Tilmann schüttelte den Kopf. »Ehrlich, Bastian Mühlenberg, es ging alles so schnell. An die Augenfarbe kann ich mich nicht erinnern. Sein Gesicht war auch eher wie ein Schatten.« Der Junge machte eine kurze Pause. Er spürte, dass Bastian Mühlenberg verärgert war.
»Ich kann mich nur an seine Gestalt erinnern. Es war ein kleiner Mann mit einer schwarzen Kutte. Die Kapuze hing tief in seinem Gesicht, sodass ich auch seine Haare nicht erkennen konnte.«
»Also gut, Tilmann«, Bastian seufzte, »ich kann leider mit deiner Beschreibung nicht viel anfangen. Sie ist zu allgemein, um sie eindeutig zuzuordnen. Willst du wirklich, dass ich aufhöre, nach dem richtigen Unhold zu suchen und womöglich der Falsche im Juddeturm landet?«
Tilmann schüttelte den Kopf. »Aber es war doch Gilig. So werft ihn doch endlich in den Juddeturm!« Die Stimme des Jungen brach und ein Weinkrampf erfasste ihn.
Bastian legte tröstend eine Hand auf seine Schulter. »Ich brauche eindeutige Beweise, Tilmann.

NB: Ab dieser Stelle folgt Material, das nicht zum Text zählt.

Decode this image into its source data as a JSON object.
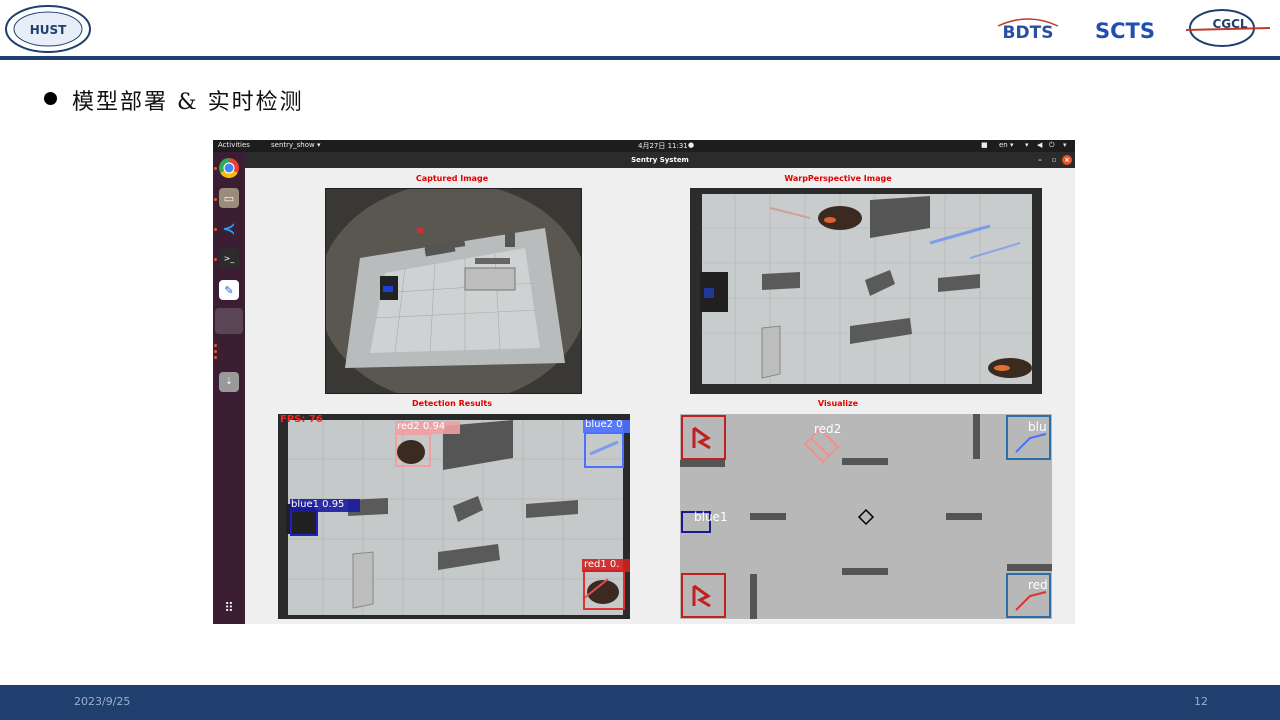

Mein Amt verbietet es mir, einen womöglich Unschuldigen zu bestrafen und du bist doch selbst nicht sicher, ob es Gilig war.«
Tilmann schluchzte laut. »Aber meine Mutter ist sich sicher! Sie hat gesagt, ich sollte seinen Namen nennen. Die alte Jonata hat ihn doch auch gesehen!«
»Tilmann, du bist der einzige Zeuge und nur das, was du gesehen hast, zählt.« Bastian sah dem Jungen tief in die Augen. »Du musst bei der Wahrheit bleiben! Stell dir nur vor, jemand beschuldigt dich und du landest für immer im Juddeturm, obwohl du unschuldig bist. Möchtest du das?«
Tilmann schüttelte den Kopf. Bastian Mühlenberg hatte recht. Er wusste nicht genau, wer der Mann in der schwarzen Kutte war. Er war viel zu schockiert und vor Schmerzen fast ohnmächtig gewesen, um sich an irgendetwas genau erinnern zu können. Selbst die Bäume im Wald, die er bei seiner Flucht gestreift hatte, kamen ihm mittlerweile unwirklich vor. »Ich weiß nicht, wer es war. Ihr habt recht, Bastian Mühlenberg. Ich bin nicht sicher, ob Gilig in der schwarzen Kutte steckte.« Eine Träne lief über Tilmanns Wange. Hastig wischte er sie weg.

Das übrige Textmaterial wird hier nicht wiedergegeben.